The shadow darkening over pastures and woodlands, farm villages and hamlets probably threatens the rural style of life more in Britain than in America, where only a remnant of family farms, dairy or crops, survives in New England and the mid-Atlantic states, with hobby farms pushing out family farms year by year, not to mention the threat of large commercial farming.
Another part of this long rural demise stems from the pressure of remorseless urban development as it spreads from city and suburb, chewing up the farm life. Another part stems, especially in Britain, from the equally remorseless seizure by woke mentality, climate alarmism and negative Brexit blowback (lost agricultural subsidies) of institutions that regulate the edges of the rural mentality.
This blog tends to focus on the ill effects of modernity on the urban landscape, but every nation (almost) has its own rural landscape, and its adulteration and disappearance is the flip side of what has happened in cities and towns round the globe. Behold the latter-day imperialism of brutal neo-colonialism! The survival and regeneration of this half of every nation’s life is as important as getting control of what is happening to all of our cities.
The Scottish farmer and author Jamie Blackett has written a pair of books describing his fight to protect the land in Scotland that his family has owned for generations.

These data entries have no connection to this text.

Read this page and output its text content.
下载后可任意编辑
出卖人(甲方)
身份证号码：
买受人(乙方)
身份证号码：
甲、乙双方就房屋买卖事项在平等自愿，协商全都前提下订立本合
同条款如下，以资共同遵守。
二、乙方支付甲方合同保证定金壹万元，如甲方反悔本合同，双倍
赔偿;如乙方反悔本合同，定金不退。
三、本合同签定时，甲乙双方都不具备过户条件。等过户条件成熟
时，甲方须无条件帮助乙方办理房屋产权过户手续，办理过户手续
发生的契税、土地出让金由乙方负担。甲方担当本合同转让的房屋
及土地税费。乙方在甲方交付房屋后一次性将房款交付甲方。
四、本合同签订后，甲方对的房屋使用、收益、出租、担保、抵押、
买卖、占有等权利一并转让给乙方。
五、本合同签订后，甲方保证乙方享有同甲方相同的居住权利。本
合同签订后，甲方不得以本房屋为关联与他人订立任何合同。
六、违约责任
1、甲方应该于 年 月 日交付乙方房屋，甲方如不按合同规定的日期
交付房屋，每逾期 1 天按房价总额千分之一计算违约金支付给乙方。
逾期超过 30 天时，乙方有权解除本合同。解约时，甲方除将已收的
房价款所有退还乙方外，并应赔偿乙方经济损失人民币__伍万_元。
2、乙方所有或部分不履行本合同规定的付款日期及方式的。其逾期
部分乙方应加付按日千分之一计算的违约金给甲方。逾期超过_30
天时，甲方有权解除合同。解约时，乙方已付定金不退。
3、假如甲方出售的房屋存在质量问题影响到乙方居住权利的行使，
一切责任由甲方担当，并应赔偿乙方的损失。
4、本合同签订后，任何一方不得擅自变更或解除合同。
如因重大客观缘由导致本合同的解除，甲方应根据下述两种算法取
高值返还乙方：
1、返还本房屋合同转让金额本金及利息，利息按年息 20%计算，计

Red Rag to a Bull: Rural Life in an Urban Age is the first; newly out also from Quiller is the second, Land of Milk and Honey: Digressions of a Rural Dissident. In the sequel Blackett describes in detail how, in the words of James Stevens Curl, “[Blackett] and his family coped with the crisis by adopting regenerative agriculture and transforming his business into pasture-based dairy-farming.” Stevens Curl has reviewed both books and in his essay on the sequel describes what Blackett hopes to save:
It should be remembered that visually agreeable countrysides, with hedgerows, copses, fields, farm-buildings, etc., are the results of centuries of interventions by humankind, creations that embrace æsthetics, architecture, and all sorts of artefacts that derive from conscious design decisions, such as fencing, gates, stiles, dry-stone walls, and so on.
Stevens Curl, who wrote a vivid history of modernist architectural and planning theories and practices (Making Dystopia: The Strange Rise and Survival of Architectural Barbarism), is at his best describing the forces against which farmers and most other people without reality dysphoria must struggle. I would like to close by extracting from Blackett’s sequel what he is best at describing, the delights of farming and of the rural world. And, as is appropriate this week of Queen Elizabeth’s sad shuffle (in Scotland) off this mortal coil, the passage involves the death and funeral of Blackett’s father:
We brought him home to Galloway to be buried. Fittingly it was a busy farming day, after a catchy spell of weather there was a window to get on and cut silage [fodder grown as food for herds]. I hesitated before allowing the contractors to come on the day of the funeral, then thought Dad would have insisted that we crack on, so made a plan for them to go for it with the aim of sheeting the day after, it would be good for us to be kept busy. So, as we sadly made our way towards the church in Dumfries we passed frenzied activity: the chopper munching its way through thick rows of mown grass in the field next to the kennels, and tractors thundering around the roads leading silage to the pit. It was a grassy year and our first cut was the heaviest ever. Dad had seen it on his last day with us ten days before, and had glowed with pleasure as he gave me rare praise for the crop. It all served to emphasize that life goes on.
And so it does, on farms, with greater difficulty amid shrinking beauty – unless King Charles decides to speak out on the disappearance of this aspect (among all too many others) of Britain’s greatness.